Obama, speaking at the White House, described the conduct of the employees at the Internal Revenue Service office in Cincinnati, Ohio, as ‘inexcusable’.

“The president said the Treasury secretary, Jack Lew, had demanded the resignation of the acting commissioner of the IRS, Steven Miller, in the light of criticism in an inspector general’s report (which) found that ineffective management at the IRS had allowed agents. . .to target conservative groups inappropriately for more than 18 months. Officials had picked out groups with the words Tea Party or Patriots in their titles and subjected their requests for tax-exempt status to extra scrutiny.”

Now, as CBS reported on Thursday, “The White House release of some 100 pages of emails and notes about the deadly attack on the U.S. diplomatic mission in Benghazi, Libya, last year has failed to satisfy congressional Republicans, who are demanding more information. . .Republicans have accused the Obama administration of misleading the American people about the circumstances of the attack, playing down a terrorist strike that would reflect poorly on President Obama in the heat of a presidential race. Mr. Obama has dismissed charges of a cover-up and suggested on Monday that the criticism was politically motivated.”

Finally, the U.S. Treasury is broke, as is most of continental Europe and a fair number of Canadian provinces. Household debt is at an all-time high as the gap between the rich and the poor inexorably widens.

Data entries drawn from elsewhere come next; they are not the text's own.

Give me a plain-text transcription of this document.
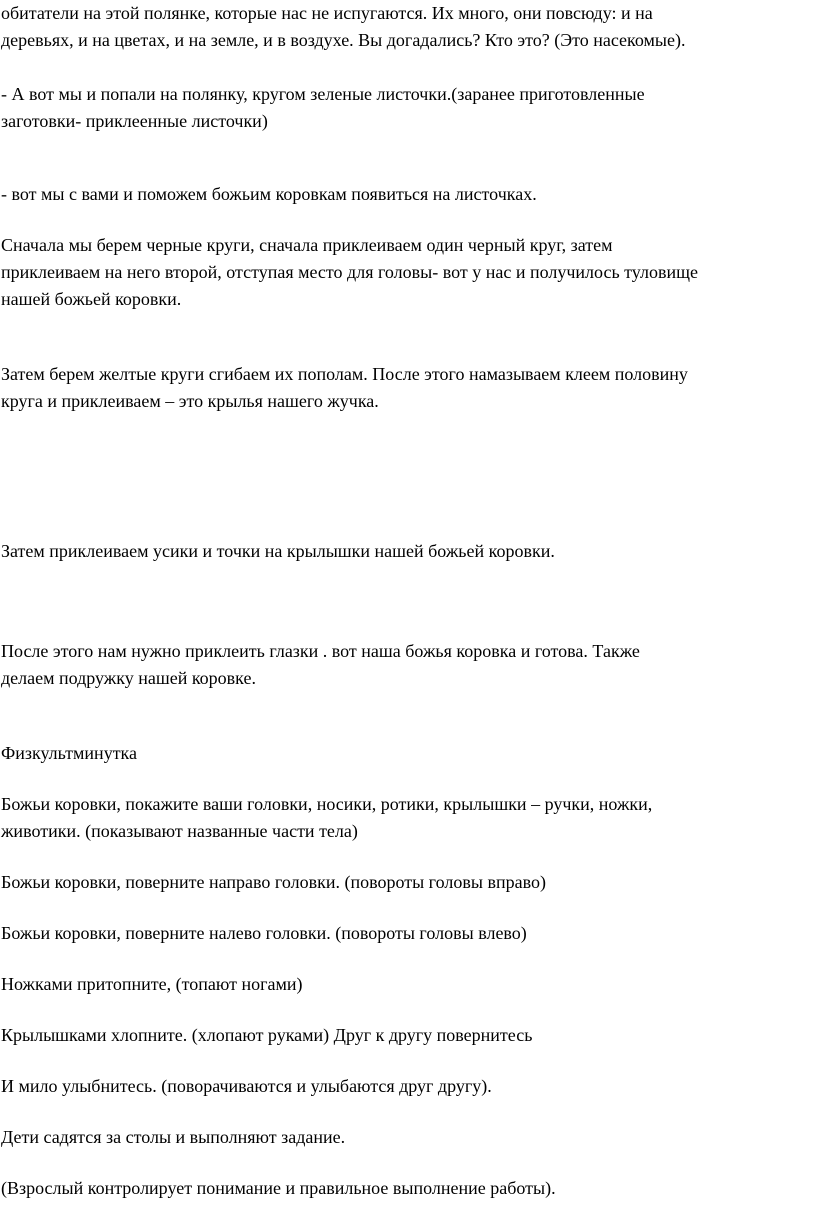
обитатели на этой полянке, которые нас не испугаются. Их много, они повсюду: и на
деревьях, и на цветах, и на земле, и в воздухе. Вы догадались? Кто это? (Это насекомые).

- А вот мы и попали на полянку, кругом зеленые листочки.(заранее приготовленные
заготовки- приклеенные листочки)

- вот мы с вами и поможем божьим коровкам появиться на листочках.

Сначала мы берем черные круги, сначала приклеиваем один черный круг, затем
приклеиваем на него второй, отступая место для головы- вот у нас и получилось туловище
нашей божьей коровки.

Затем берем желтые круги сгибаем их пополам. После этого намазываем клеем половину
круга и приклеиваем – это крылья нашего жучка.

Затем приклеиваем усики и точки на крылышки нашей божьей коровки.

После этого нам нужно приклеить глазки . вот наша божья коровка и готова. Также
делаем подружку нашей коровке.

Физкультминутка

Божьи коровки, покажите ваши головки, носики, ротики, крылышки – ручки, ножки,
животики. (показывают названные части тела)

Божьи коровки, поверните направо головки. (повороты головы вправо)

Божьи коровки, поверните налево головки. (повороты головы влево)

Ножками притопните, (топают ногами)

Крылышками хлопните. (хлопают руками) Друг к другу повернитесь

И мило улыбнитесь. (поворачиваются и улыбаются друг другу).

Дети садятся за столы и выполняют задание.

(Взрослый контролирует понимание и правильное выполнение работы).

And this lately in from the lunatic fringe: “Throughout the years it has become a duty of each Flat Earth Society member, to meet the common round earther in the open, avowed, and unyielding rebellion; to declare that his reign of error and confusion is over; and that henceforth, like a falling dynasty, he must shrink and disappear, leaving the throne and the kingdom of science and philosophy to those awakening intellects whose numbers are constantly increasing, and whose march is rapid and irresistible.”

Under the circumstances who in his or her right mind wouldn’t want to make the stars his or her destination?